Marcel Niat Njifenji, ancien président du Sénat camerounais, est décédé le samedi 11 avril 2026 à Yaoundé, au Centre des Urgences du CHU. Il avait 92 ans. Sa disparition, survenue quelques jours seulement après avoir cédé son fauteuil de président de la Chambre haute, prive le Cameroun d’une figure historique du régime.
Niat Njifenji avait dirigé le Sénat depuis sa création en 2013, une longévité rare pour une institution encore jeune. Affaibli par la maladie ces dernières années, il avait fini par transmettre le témoin il y a quelques jours. Son parcours ne se limite pas à ce mandat : il fut aussi ministre sous Paul Biya, occupant successivement les portefeuilles de l’Administration territoriale, des Mines et de l’Énergie. Son départ marque la fin d’une génération de cadres historiques du RDPC.
Ce décès intervient dans une période politiquement sensible pour le Cameroun. Une révision constitutionnelle controversée, récemment adoptée, a créé un poste de vice président nommé, désormais successeur constitutionnel direct du chef de l’État en cas de vacance du pouvoir. Cette réforme, perçue par l’opposition comme un outil de verrouillage institutionnel, rappelle l’importance stratégique des postes de transmission. Niat Njifenji, par sa loyauté sans faille, incarnait la stabilité de l’ordre bienséant. Son absence laisse un vide dans l’équilibre des vétérans du régime.

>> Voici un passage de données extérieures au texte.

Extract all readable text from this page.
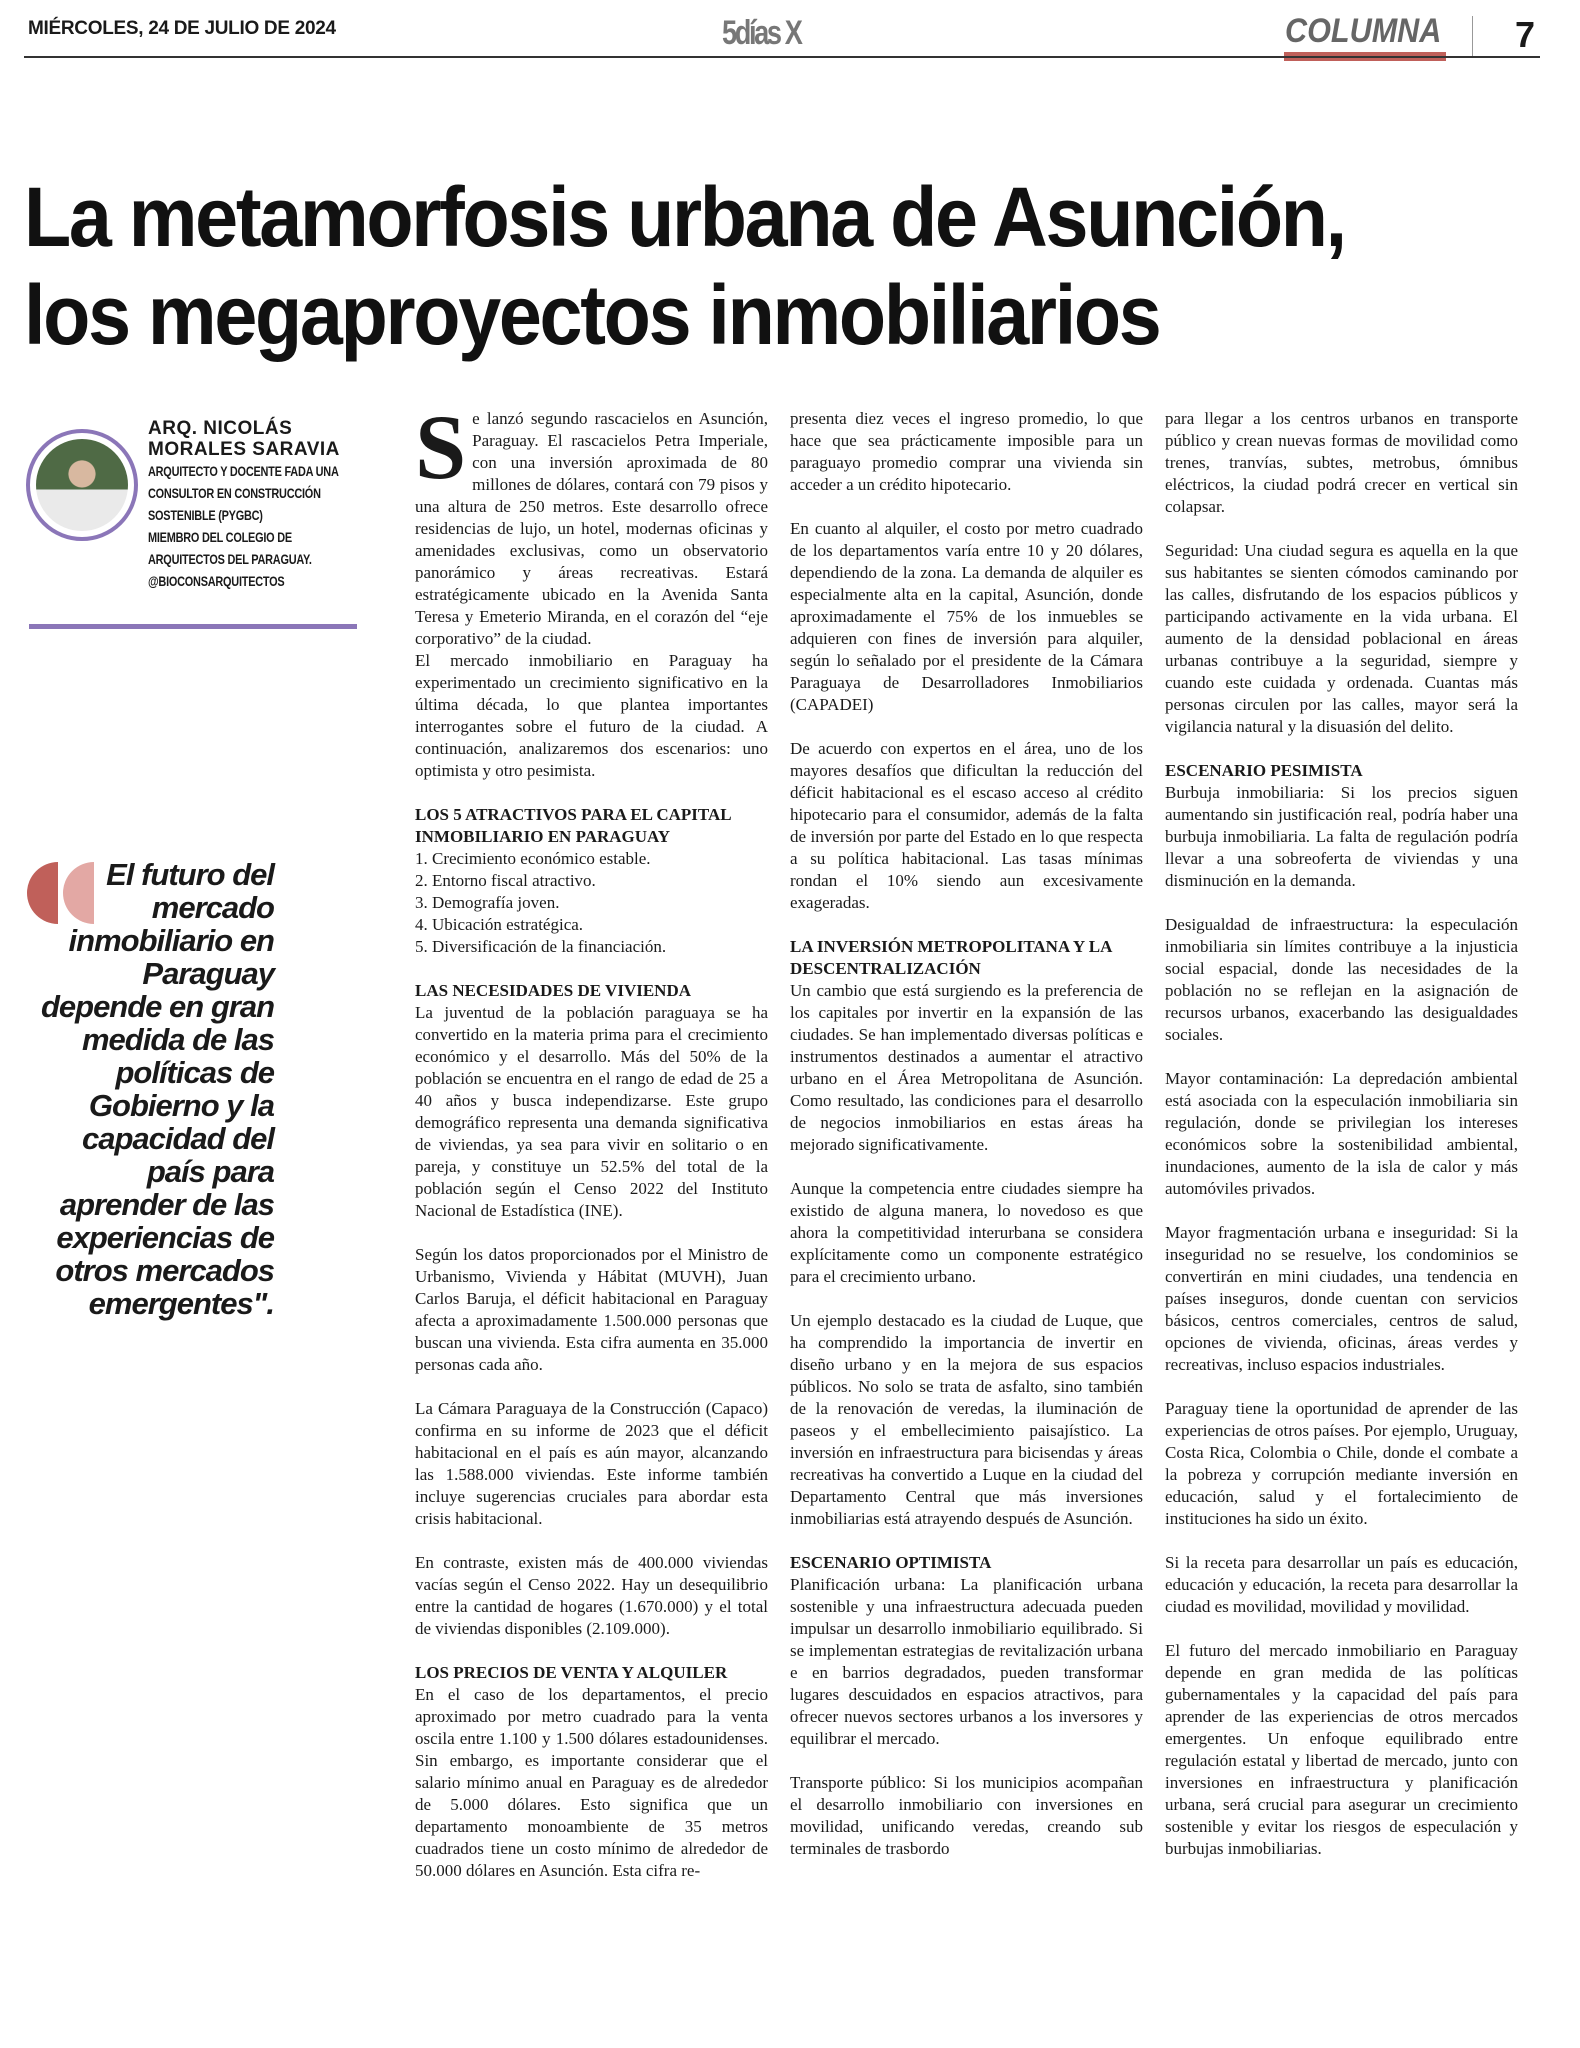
MIÉRCOLES, 24 DE JULIO DE 2024	5días X	COLUMNA 7
La metamorfosis urbana de Asunción,
los megaproyectos inmobiliarios
ARQ. NICOLÁS
MORALES SARAVIA
ARQUITECTO Y DOCENTE FADA UNA
CONSULTOR EN CONSTRUCCIÓN
SOSTENIBLE (PYGBC)
MIEMBRO DEL COLEGIO DE
ARQUITECTOS DEL PARAGUAY.
@BIOCONSARQUITECTOS
El futuro del mercado inmobiliario en Paraguay depende en gran medida de las políticas de Gobierno y la capacidad del país para aprender de las experiencias de otros mercados emergentes".

Se lanzó segundo rascacielos en Asunción, Paraguay. El rascacielos Petra Imperiale, con una inversión aproximada de 80 millones de dólares, contará con 79 pisos y una altura de 250 metros. Este desarrollo ofrece residencias de lujo, un hotel, modernas oficinas y amenidades exclusivas, como un observatorio panorámico y áreas recreativas. Estará estratégicamente ubicado en la Avenida Santa Teresa y Emeterio Miranda, en el corazón del “eje corporativo” de la ciudad.

El mercado inmobiliario en Paraguay ha experimentado un crecimiento significativo en la última década, lo que plantea importantes interrogantes sobre el futuro de la ciudad. A continuación, analizaremos dos escenarios: uno optimista y otro pesimista.

LOS 5 ATRACTIVOS PARA EL CAPITAL INMOBILIARIO EN PARAGUAY
1. Crecimiento económico estable.
2. Entorno fiscal atractivo.
3. Demografía joven.
4. Ubicación estratégica.
5. Diversificación de la financiación.
LAS NECESIDADES DE VIVIENDA

La juventud de la población paraguaya se ha convertido en la materia prima para el crecimiento económico y el desarrollo. Más del 50% de la población se encuentra en el rango de edad de 25 a 40 años y busca independizarse. Este grupo demográfico representa una demanda significativa de viviendas, ya sea para vivir en solitario o en pareja, y constituye un 52.5% del total de la población según el Censo 2022 del Instituto Nacional de Estadística (INE).

Según los datos proporcionados por el Ministro de Urbanismo, Vivienda y Hábitat (MUVH), Juan Carlos Baruja, el déficit habitacional en Paraguay afecta a aproximadamente 1.500.000 personas que buscan una vivienda. Esta cifra aumenta en 35.000 personas cada año.

La Cámara Paraguaya de la Construcción (Capaco) confirma en su informe de 2023 que el déficit habitacional en el país es aún mayor, alcanzando las 1.588.000 viviendas. Este informe también incluye sugerencias cruciales para abordar esta crisis habitacional.

En contraste, existen más de 400.000 viviendas vacías según el Censo 2022. Hay un desequilibrio entre la cantidad de hogares (1.670.000) y el total de viviendas disponibles (2.109.000).

LOS PRECIOS DE VENTA Y ALQUILER

En el caso de los departamentos, el precio aproximado por metro cuadrado para la venta oscila entre 1.100 y 1.500 dólares estadounidenses. Sin embargo, es importante considerar que el salario mínimo anual en Paraguay es de alrededor de 5.000 dólares. Esto significa que un departamento monoambiente de 35 metros cuadrados tiene un costo mínimo de alrededor de 50.000 dólares en Asunción. Esta cifra re-

presenta diez veces el ingreso promedio, lo que hace que sea prácticamente imposible para un paraguayo promedio comprar una vivienda sin acceder a un crédito hipotecario.

En cuanto al alquiler, el costo por metro cuadrado de los departamentos varía entre 10 y 20 dólares, dependiendo de la zona. La demanda de alquiler es especialmente alta en la capital, Asunción, donde aproximadamente el 75% de los inmuebles se adquieren con fines de inversión para alquiler, según lo señalado por el presidente de la Cámara Paraguaya de Desarrolladores Inmobiliarios (CAPADEI)

De acuerdo con expertos en el área, uno de los mayores desafíos que dificultan la reducción del déficit habitacional es el escaso acceso al crédito hipotecario para el consumidor, además de la falta de inversión por parte del Estado en lo que respecta a su política habitacional. Las tasas mínimas rondan el 10% siendo aun excesivamente exageradas.

LA INVERSIÓN METROPOLITANA Y LA DESCENTRALIZACIÓN

Un cambio que está surgiendo es la preferencia de los capitales por invertir en la expansión de las ciudades. Se han implementado diversas políticas e instrumentos destinados a aumentar el atractivo urbano en el Área Metropolitana de Asunción. Como resultado, las condiciones para el desarrollo de negocios inmobiliarios en estas áreas ha mejorado significativamente.

Aunque la competencia entre ciudades siempre ha existido de alguna manera, lo novedoso es que ahora la competitividad interurbana se considera explícitamente como un componente estratégico para el crecimiento urbano.

Un ejemplo destacado es la ciudad de Luque, que ha comprendido la importancia de invertir en diseño urbano y en la mejora de sus espacios públicos. No solo se trata de asfalto, sino también de la renovación de veredas, la iluminación de paseos y el embellecimiento paisajístico. La inversión en infraestructura para bicisendas y áreas recreativas ha convertido a Luque en la ciudad del Departamento Central que más inversiones inmobiliarias está atrayendo después de Asunción.

ESCENARIO OPTIMISTA

Planificación urbana: La planificación urbana sostenible y una infraestructura adecuada pueden impulsar un desarrollo inmobiliario equilibrado. Si se implementan estrategias de revitalización urbana e en barrios degradados, pueden transformar lugares descuidados en espacios atractivos, para ofrecer nuevos sectores urbanos a los inversores y equilibrar el mercado.

Transporte público: Si los municipios acompañan el desarrollo inmobiliario con inversiones en movilidad, unificando veredas, creando sub terminales de trasbordo

para llegar a los centros urbanos en transporte público y crean nuevas formas de movilidad como trenes, tranvías, subtes, metrobus, ómnibus eléctricos, la ciudad podrá crecer en vertical sin colapsar.

Seguridad: Una ciudad segura es aquella en la que sus habitantes se sienten cómodos caminando por las calles, disfrutando de los espacios públicos y participando activamente en la vida urbana. El aumento de la densidad poblacional en áreas urbanas contribuye a la seguridad, siempre y cuando este cuidada y ordenada. Cuantas más personas circulen por las calles, mayor será la vigilancia natural y la disuasión del delito.

ESCENARIO PESIMISTA

Burbuja inmobiliaria: Si los precios siguen aumentando sin justificación real, podría haber una burbuja inmobiliaria. La falta de regulación podría llevar a una sobreoferta de viviendas y una disminución en la demanda.

Desigualdad de infraestructura: la especulación inmobiliaria sin límites contribuye a la injusticia social espacial, donde las necesidades de la población no se reflejan en la asignación de recursos urbanos, exacerbando las desigualdades sociales.

Mayor contaminación: La depredación ambiental está asociada con la especulación inmobiliaria sin regulación, donde se privilegian los intereses económicos sobre la sostenibilidad ambiental, inundaciones, aumento de la isla de calor y más automóviles privados.

Mayor fragmentación urbana e inseguridad: Si la inseguridad no se resuelve, los condominios se convertirán en mini ciudades, una tendencia en países inseguros, donde cuentan con servicios básicos, centros comerciales, centros de salud, opciones de vivienda, oficinas, áreas verdes y recreativas, incluso espacios industriales.

Paraguay tiene la oportunidad de aprender de las experiencias de otros países. Por ejemplo, Uruguay, Costa Rica, Colombia o Chile, donde el combate a la pobreza y corrupción mediante inversión en educación, salud y el fortalecimiento de instituciones ha sido un éxito.

Si la receta para desarrollar un país es educación, educación y educación, la receta para desarrollar la ciudad es movilidad, movilidad y movilidad.

El futuro del mercado inmobiliario en Paraguay depende en gran medida de las políticas gubernamentales y la capacidad del país para aprender de las experiencias de otros mercados emergentes. Un enfoque equilibrado entre regulación estatal y libertad de mercado, junto con inversiones en infraestructura y planificación urbana, será crucial para asegurar un crecimiento sostenible y evitar los riesgos de especulación y burbujas inmobiliarias.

Avec son départ, la présidence du Sénat, déjà récemment pourvue, devrait connaître une phase de consolidation. Mais c’est surtout sur le plan politique que les conséquences pourraient se faire sentir. Le président Paul Biya perd un compagnon de lutte et un relais discret mais efficace au sein des instances parlementaires. À court terme, aucun remaniement institutionnel n’est attendu, mais ce décès accélère le renouvellement générationnel au sommet de l’État. Les successeurs potentiels de Niat Njifenji dans l’appareil du RDPC devront prouver leur capacité à incarner la continuité sans en avoir la légitimité historique.
Fils de Bangangté, dans l’Ouest du Cameroun, Marcel Niat Njifenji était perçu comme un notable discret mais influent. Ses proches décrivent un homme de dossiers, peu enclin aux déclarations médiatiques, mais redoutable dans l’art du compromis parlementaire. Un ancien collaborateur confie, sous couvert d’anonymat : « Il ne cherchait jamais la lumière, mais sans lui, le Sénat n’aurait jamais eu la stabilité qu’on lui connaît. » Sa mort ravive aussi le souvenir des grands commis de l’État de la première heure, aujourd’hui presque tous disparus.
Sur le fond, le décès de Niat Njifenji interroge la capacité du régime à gérer la transition silencieuse de ses cadres historiques. À 92 ans, il était devenu un symbole de longévité politique, au même titre que Paul Biya lui même. Son retrait puis sa mort, en l’espace de quelques jours, illustrent la fragilité d’un système largement adossé à des figures vieillissantes. Pour l’opposition, c’est une occasion de rappeler l’urgence d’une alternance. Pour la majorité, c’est un test de résilience. Une chose est sûre : le Sénat camerounais ne sera plus jamais tout à fait le même.